FLEMING: You just put goat horns on yourself, a nice segue to my final rant. Last Monday’s New York Times piece about the Warner exec triumvirate that succeeded Jeff Robinov made me lament the press’s desire to hang horns or a crown on a single person when movies hit or they miss. I’m okay that Robinov’s run has been romanticized because he had stones. But Greg Silverman was the guy behind that guy, Sue Kroll marketed the hits and Toby Emmerich brought his share from New Line. Robinov agented the Wachowski siblings and made Speed Racer as well as The Matrix with them, so does his halo fall because Jupiter Ascending was moved off the 2014 calendar? We all fall prey to the blame and praise game, but it seems to this outsider like hits are cyclical and unpredictable, and success in a collaborative pursuit isn’t a solitary thing. Though if there was one exec I’d put on a pedestal right now, it might be Marvel’s Kevin Feige.

copo
copo

BART

: I agree with your point and would add that Alan Horn had a lot to do with the Harry Potter films that fueled Robinov’s tenure. When you examine the histories of big hits (or disasters) so much is the result of inadvertencies or coincidence. Francis Coppola’s involvement in The Godfather stemmed in part from a soft-core porn film he directed as a film student at UCLA. I got to know Coppola at the time because I did a small piece in The New York Times describing how porn helped finance the educations of many promising film students. Coppola didn’t especially appreciate the piece, but we kept in touch over the years as his career kept expanding (there were hits and misses along the way). And I remembered his stories of his own Italian family, its successes and conflicts.

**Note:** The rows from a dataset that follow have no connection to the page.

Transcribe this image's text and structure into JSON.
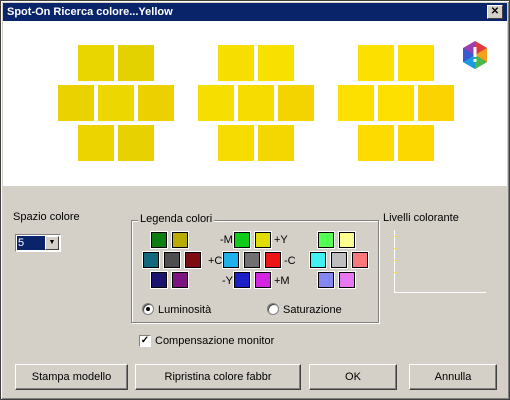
{
  "window": {
    "title": "Spot-On Ricerca colore...Yellow",
    "close_glyph": "✕"
  },
  "preview": {
    "groups": [
      {
        "colors": [
          "#e9d500",
          "#e4d200",
          "#ead200",
          "#ecd800",
          "#ecd000",
          "#ebd400",
          "#e7d100"
        ]
      },
      {
        "colors": [
          "#f6df00",
          "#f8e000",
          "#f6de00",
          "#f7dc00",
          "#f4d400",
          "#f6dc00",
          "#f4d600"
        ]
      },
      {
        "colors": [
          "#fbe000",
          "#fde000",
          "#fde000",
          "#fde000",
          "#fbd400",
          "#fdda00",
          "#fcd800"
        ]
      }
    ]
  },
  "color_space": {
    "label": "Spazio colore",
    "value": "5"
  },
  "legend": {
    "title": "Legenda colori",
    "minus_m": "-M",
    "plus_y": "+Y",
    "plus_c": "+C",
    "minus_c": "-C",
    "minus_y": "-Y",
    "plus_m": "+M",
    "swatches": {
      "row1": [
        "#0b7d12",
        "#b8ac00",
        "#10cb18",
        "#dedc00",
        "#52ff52",
        "#ffff90"
      ],
      "row2": [
        "#146a7c",
        "#4e4e4e",
        "#7d0c10",
        "#21b1ea",
        "#707070",
        "#ec1414",
        "#42f0f2",
        "#bebebe",
        "#f8787c"
      ],
      "row3": [
        "#1a1470",
        "#7c1480",
        "#1b20c8",
        "#d426e0",
        "#8488f4",
        "#e678f2"
      ]
    },
    "radio_luminosity": "Luminosità",
    "radio_saturation": "Saturazione"
  },
  "ink_levels": {
    "label": "Livelli colorante"
  },
  "monitor_compensation": {
    "label": "Compensazione monitor",
    "checked": true,
    "check_glyph": "✓"
  },
  "buttons": {
    "print": "Stampa modello",
    "reset": "Ripristina colore fabbr",
    "ok": "OK",
    "cancel": "Annulla"
  }
}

Cut to The Godfather: at Paramount, Bob Evans and I needed a writer and director for this still unpublished novel (we’d optioned a 60-page unfinished version) and I brought up Coppola. I kept bringing him up again and again at various company discussions (the book had by now become a best seller). I also worked hard to “sell” him on the idea of making a crime movie (he’d just finished Finian’s Rainbow). Coppola finally agreed. The casting and production of the film was turbulent, and its intrigues are well known. Once, amid the sturm und drang, Coppola kidded me about the fact that it all stemmed from his very brief involvement in soft-core porn and my dubious decision to write about it.

FLEMING: That and its sequel are my two favorite American films, so seamlessly scripted and directed that I am surprised to hear how unscripted was its success story. Makes you appreciate when these mad creative collisions result in genius.